Jumlah sebesar itu sudah cukup untuk membiayai kursus bahasa Inggris saya di salah satu lembaga kursus bahasa Inggris di Jakarta yang tarifnya 30 ribu rupiah per bulan. Dengan kurs dolar Amerika Serikat yang masih dua ribu rupiah, saat itu masih banyak camilan atau barang yang dapat dibeli seharga 25 rupiah, cukup makmurlah saya untuk ukuran pelajar SMP.
Ada beberapa rekan saya yang kepincut ingin menulis. Mulailah mereka belajar menulis.
Saat itu kami belum mengenal komputer apalagi laptop, yang ada mesin (ke)tik. Agak payah awalnya membimbing mereka yang bahkan untuk tata bahasa dasar saja belum paham.
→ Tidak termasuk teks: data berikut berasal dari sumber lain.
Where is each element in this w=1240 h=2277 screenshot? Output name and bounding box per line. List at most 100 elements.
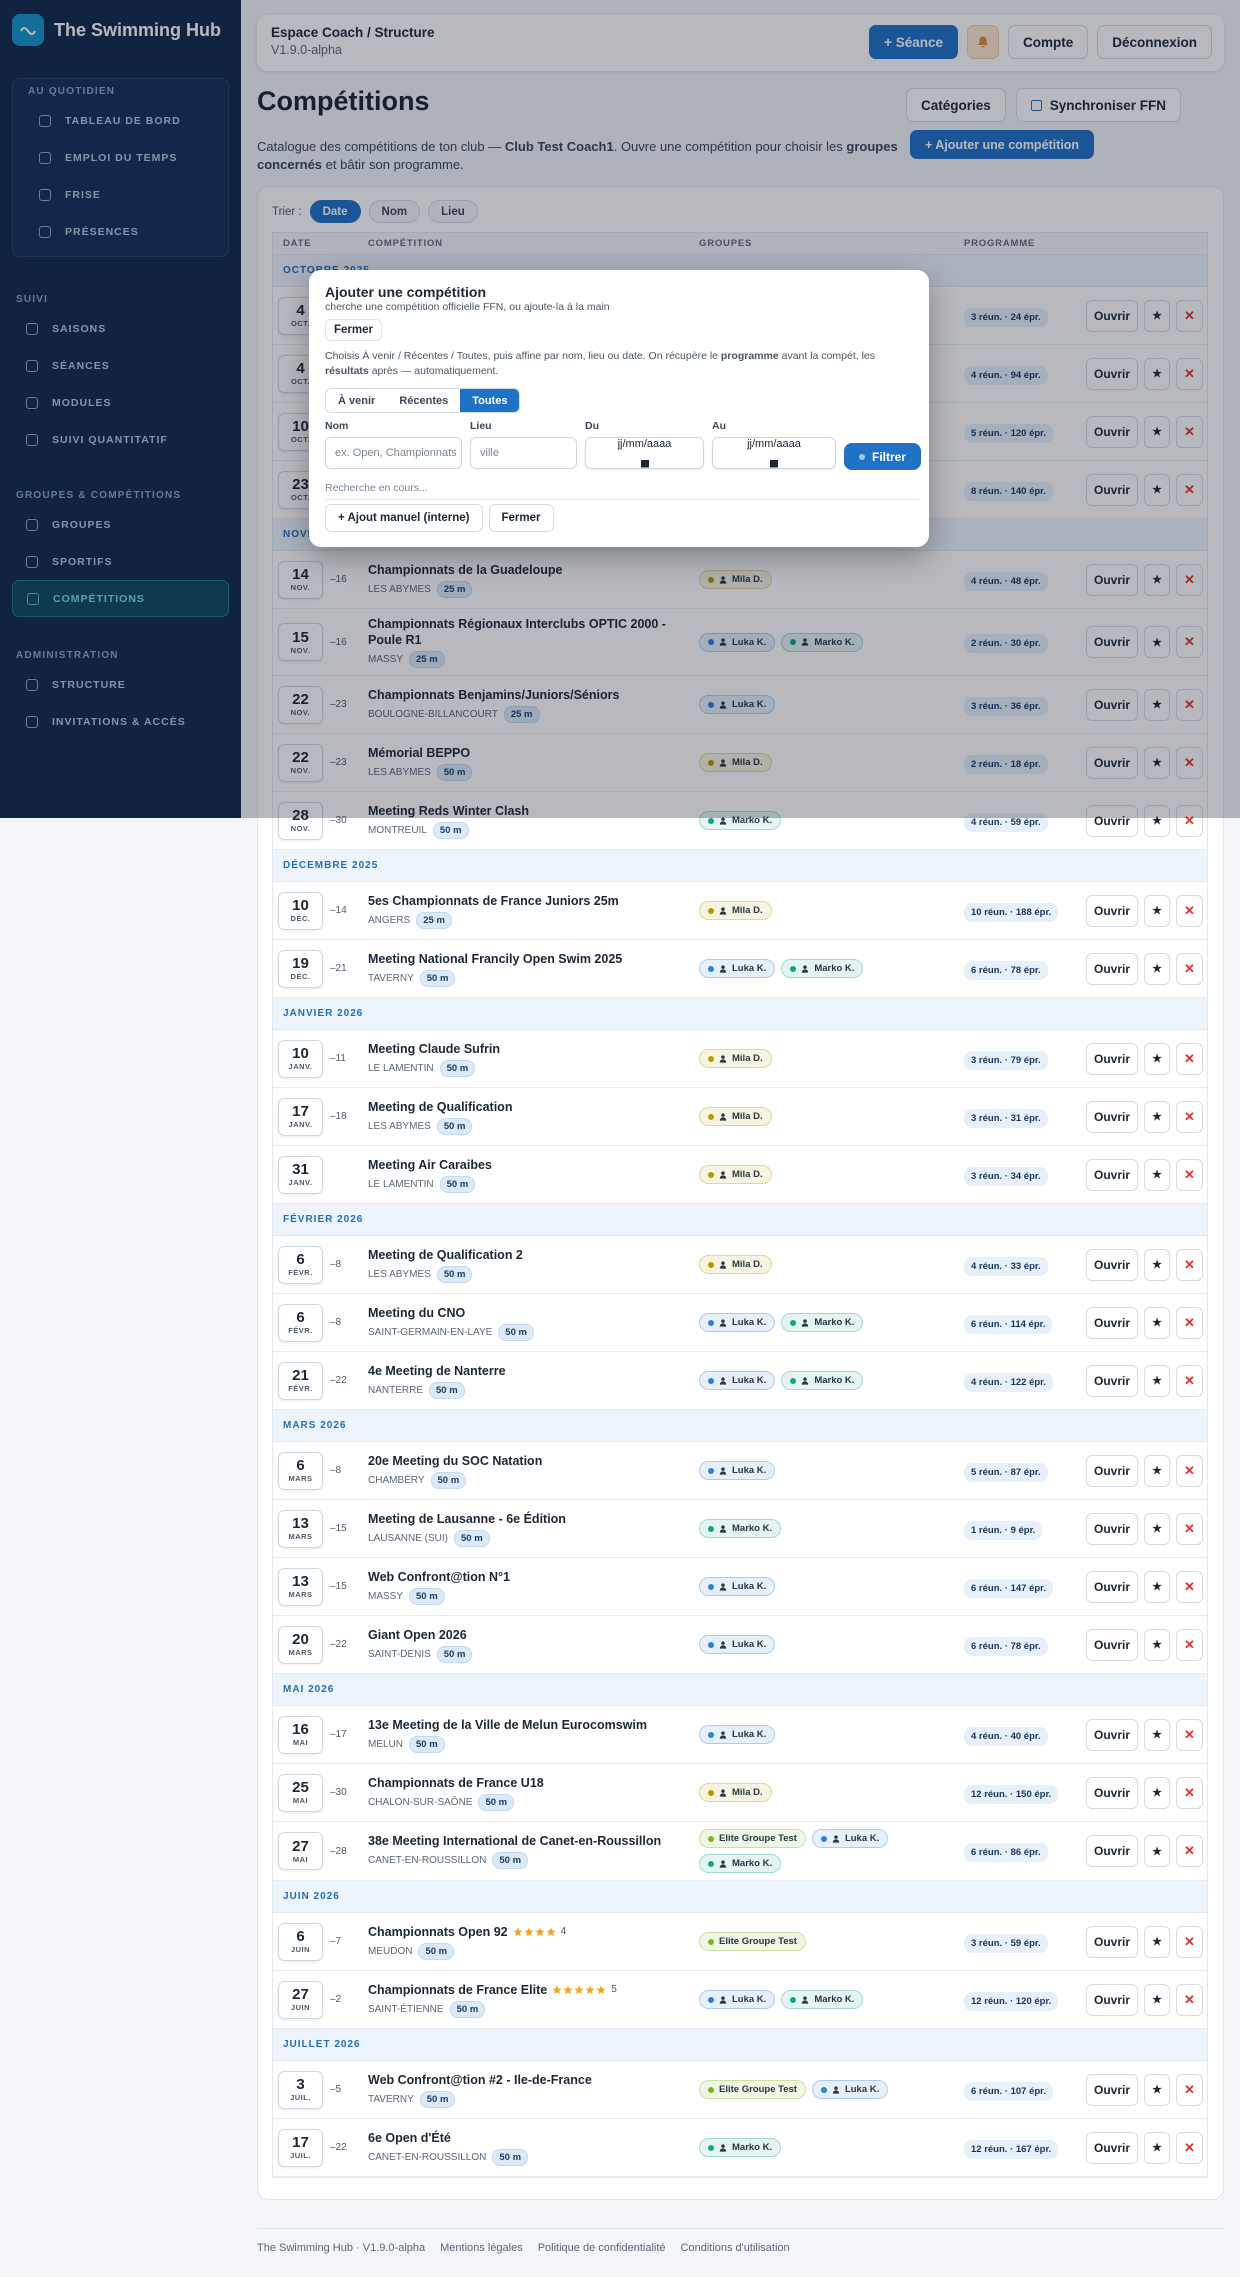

Namun, dengan kerja keras, salah seorang dari mereka berhasil juga dimuat tulisannya. Mustakim, namanya. Ia senang betul saat tiga tulisan humornya dimuat sekaligus. Sangat lumayanlah untuknya yang anak seorang pemilik warung kecil.
Hal-hal serupa selanjutnya, bertahun-tahun kemudian, saya temui ketika saya mulai menjadi trainer (pelatih) atau motivator kepenulisan.
Alhasil, apa yang saya tuliskan ini bukanlah sekadar teori atau hasil lamunan melantur yang tak tentu juntrungan, namun sudah berdasarkan pengalaman empiris yang, meminjam istilah komedian Tukul, merupakan "kristalisasi keringat" dan pengalaman saya selama 30 tahun menulis.
Mitos kedua: Menulis itu sulit
Sewaktu saya masih aktif di Forum Lingkar Pena (FLP), suatu organisasi penulis berskala nasional, tepatnya menjadi pengurus cabang DKI Jakarta pada periode 2005-2007, saat membimbing para anggota baru, banyak keluhan mendasar dari mereka, seperti "menulis itu pasti sulit ya, apa mungkin saya bisa?" atau "saya suka membaca tapi ingin sekali menulis, lalu apa mungkin tulisan saya bagus?"
Pertanyaan yang kurang lebih sama juga muncul ketika saya dan teman-teman penulis mengadakan roadshow pelatihan kepenulisan untuk anak dan remaja dhuafa di kawasan pelabuhan di Tanjung Priok, Jakarta Utara.
Untuk menjawab pertanyaan-pertanyaan itu, biasanya saya mengadakan simulasi menulis cepat. Para peserta diminta memikirkan satu ide selama sekian menit, dan diminta menuliskannya dalam beberapa kalimat dalam waktu sekian menit. Atau, sebagai variasi, saya minta mereka amati sekeliling mereka, dan tuliskan apa saja mengenai yang terlintas di pikiran mereka.
Tekanan batas waktu atau tenggat (deadline) akan memaksa otak bekerja ekstra, mengerahkan kemampuan terbaiknya. Inilah yang mendasari adanya teori the power of kepepet, kekuatan tak terduga di saat adanya kesulitan yang menghadang. Itulah yang diperlukan untuk menghajar mental block atau writer's block dalam menulis.